S. Craig Zahler doesn’t care for norms, whether it be in filmmaking or culture. His first film, a horror/western hybrid that grossed out and thrilled fans in equal measure, was followed up by an exploitation film set in the world’s most brutal prison. For his latest effort, Dragged Across Concrete, he’s gone to extreme lengths to get a rise out of his audience. By choosing Mel Gibson to play a racist cop who’s taken off the force after a citizen catches him on tape assaulting a suspect, and the resulting footage puts his career in jeopardy – the parallels are obvious – Zahler is provoking the audience, but the reactions he’ll get are far from certain. “Depiction isn’t an endorsement” is a phrase used to combat criticism that events in films are glorified by their creators. Zahler goes out of his way to explain that Dragged Across Concrete doesn’t tell viewers how to feel about what is happening on screen, using the absence of a score as proof. However, much of this film’s considerable efforts to troll (casual racism, misogyny) makes that difficult to believe.
Perhaps the director just enjoys thumbing his nose at a time when movies have never been more crowd-sourced and focus-tested. In making Dragged Across Concrete, it feels like Zahler’s arguing that Sam Peckinpah and Don Siegel wouldn’t be able to make it in Hollywood if they worked today. One could argue they absolutely would succeed because those men knew how to pace their exploitation. When Brett Ridgeman (Mel Gibson) is suspended without pay by the chief lieutenant (Don Johnson), Zahler buttresses the scene with a leisurely chat about breakfast specials at Bert’s diner. The pumpernickel bread, specifically. When talented actors exchange well-crafted dialogue, small moments can be a pleasure but Dragged Across Concrete is deliberate to the point of being ponderous. No creative oversight can mean wonders for writer-directors, though for Zahler it results in a three hour film with an entire act begging to be left on the cutting room floor.
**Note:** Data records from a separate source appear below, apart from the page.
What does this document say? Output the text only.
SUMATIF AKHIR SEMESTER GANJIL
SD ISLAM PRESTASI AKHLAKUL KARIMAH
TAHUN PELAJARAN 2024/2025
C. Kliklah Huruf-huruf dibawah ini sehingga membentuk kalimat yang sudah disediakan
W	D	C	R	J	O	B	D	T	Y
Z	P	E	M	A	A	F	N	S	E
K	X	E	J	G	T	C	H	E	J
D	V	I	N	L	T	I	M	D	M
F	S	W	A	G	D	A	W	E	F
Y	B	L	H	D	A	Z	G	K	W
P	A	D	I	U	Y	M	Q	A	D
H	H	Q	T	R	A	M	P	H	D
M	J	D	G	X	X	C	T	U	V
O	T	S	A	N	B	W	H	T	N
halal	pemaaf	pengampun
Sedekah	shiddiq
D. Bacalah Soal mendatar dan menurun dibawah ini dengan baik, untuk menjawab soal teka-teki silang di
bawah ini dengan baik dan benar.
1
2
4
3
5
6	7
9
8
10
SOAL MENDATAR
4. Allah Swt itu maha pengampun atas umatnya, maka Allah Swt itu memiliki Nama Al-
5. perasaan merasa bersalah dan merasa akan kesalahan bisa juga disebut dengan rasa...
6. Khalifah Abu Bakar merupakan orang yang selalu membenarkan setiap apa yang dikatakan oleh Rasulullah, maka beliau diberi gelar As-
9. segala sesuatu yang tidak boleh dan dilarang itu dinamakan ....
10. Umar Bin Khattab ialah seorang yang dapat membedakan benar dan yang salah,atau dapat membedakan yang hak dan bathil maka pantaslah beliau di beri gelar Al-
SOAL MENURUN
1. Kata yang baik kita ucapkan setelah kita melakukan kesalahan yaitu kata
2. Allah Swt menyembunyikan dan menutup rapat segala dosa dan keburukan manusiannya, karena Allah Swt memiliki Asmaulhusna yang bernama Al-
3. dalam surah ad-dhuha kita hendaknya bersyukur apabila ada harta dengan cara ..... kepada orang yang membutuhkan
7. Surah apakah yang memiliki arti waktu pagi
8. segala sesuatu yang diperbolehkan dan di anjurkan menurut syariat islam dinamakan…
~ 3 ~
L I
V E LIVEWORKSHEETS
It never occurred to Ridgeman to become a criminal, but when circumstances change, he starts scouting drug deals to make some quick cash. Ridgeman spent years maintaining the thin blue line, but that line has now blurred. If you suspect that Zahler’s about to make a statement on the American Dream, think again, his thesis is that the wrong people keep getting ahead. Ridgeman’s partner Anthony (Vince Vaughn) is reluctant to start skimming off drug dealers, no matter how low his cash flow, but his obligation as a partner carries him in just as deep as Ridgeman. Stake out a hotel room for a few days and make enough money to change their lives, that was supposed to be the deal. When Ridgeman, Anthony, and Henry (Tory Kettles) collide, the consequences are far worse than any man imagined. The dominating theme of Zahler’s filmography is chasing morally-ambiguous characters down rabbit holes. Each time I’m a little surprised at how much darker the hole can get.
Watching Dragged Across Concrete, you get the sense that Zahler intended for his large ensemble to click much better than the final product. The film begins with an extended prologue with Kettles’ Henry out of prison and with his home in disarray. Henry needs a big job to put everything right. When he and Biscuit (Michael Jai White) are given the offer to drive some heavily-armed bank robbers out of town, he doesn’t even hesitate to accept. Henry was created as a foil of sort for Ridgeman, and Kettles does well with his material, but Henry’s character feels like Zahler attempting to back out of his earlier button-pushing dialogue. Worse yet, are the presence of Jennifer Carpenter and Fred Melamed, though, are marked by wanton cruelty and gruesome violence, but not any purposeful reason to be there. By doing so, Zahler undercuts all of his effort to establish the players that matter. The film desperately tries to provide background context for the motivations of everyone involved, and while that’s commendable, where does it end? Does the grocer being held up by a psychopath covered head to toe in tactical gear (Primo Allon) get his screentime extended 20 minutes too?
Once the film reaches its harrowing third act, the earlier issues of inconsistent pacing can almost be forgiven. The tension is escalated to painstaking levels that will leave viewers shaken. The climactic finish makes one wonder why the rest of the film couldn’t be so taut and effective. Despite the loathsome characteristics of Ridgeman and Anthony, Mel Gibson and Vince Vaughn can still draw reserves of sympathy. Extended stakeouts, featuring a lot of waiting and egg salad sandwiches, almost rival The Nice Guys in terms of levity and repartee. Vaughn may get some of the best lines in the film, but Gibson carries the film through its many doldrums. In an age where intellectual property is king, Gibson’s performance is proof that stars still matter. Ridgeman isn’t redeemed by his actions, but his arc is still fascinating to see develop.
Cut down to a manageable length, inside of Dragged Across Concrete is a subversive thriller about the survival of the fittest, and the types of monsters that benefit from such a worldview. If the film weren’t so frustratingly abstract for its own novelty, it would be easier to recommend Dragged Across Concrete. As it’s constructed, this one is a little too lazy and pleased with itself to be anything other than fodder for Mr. Zahler himself.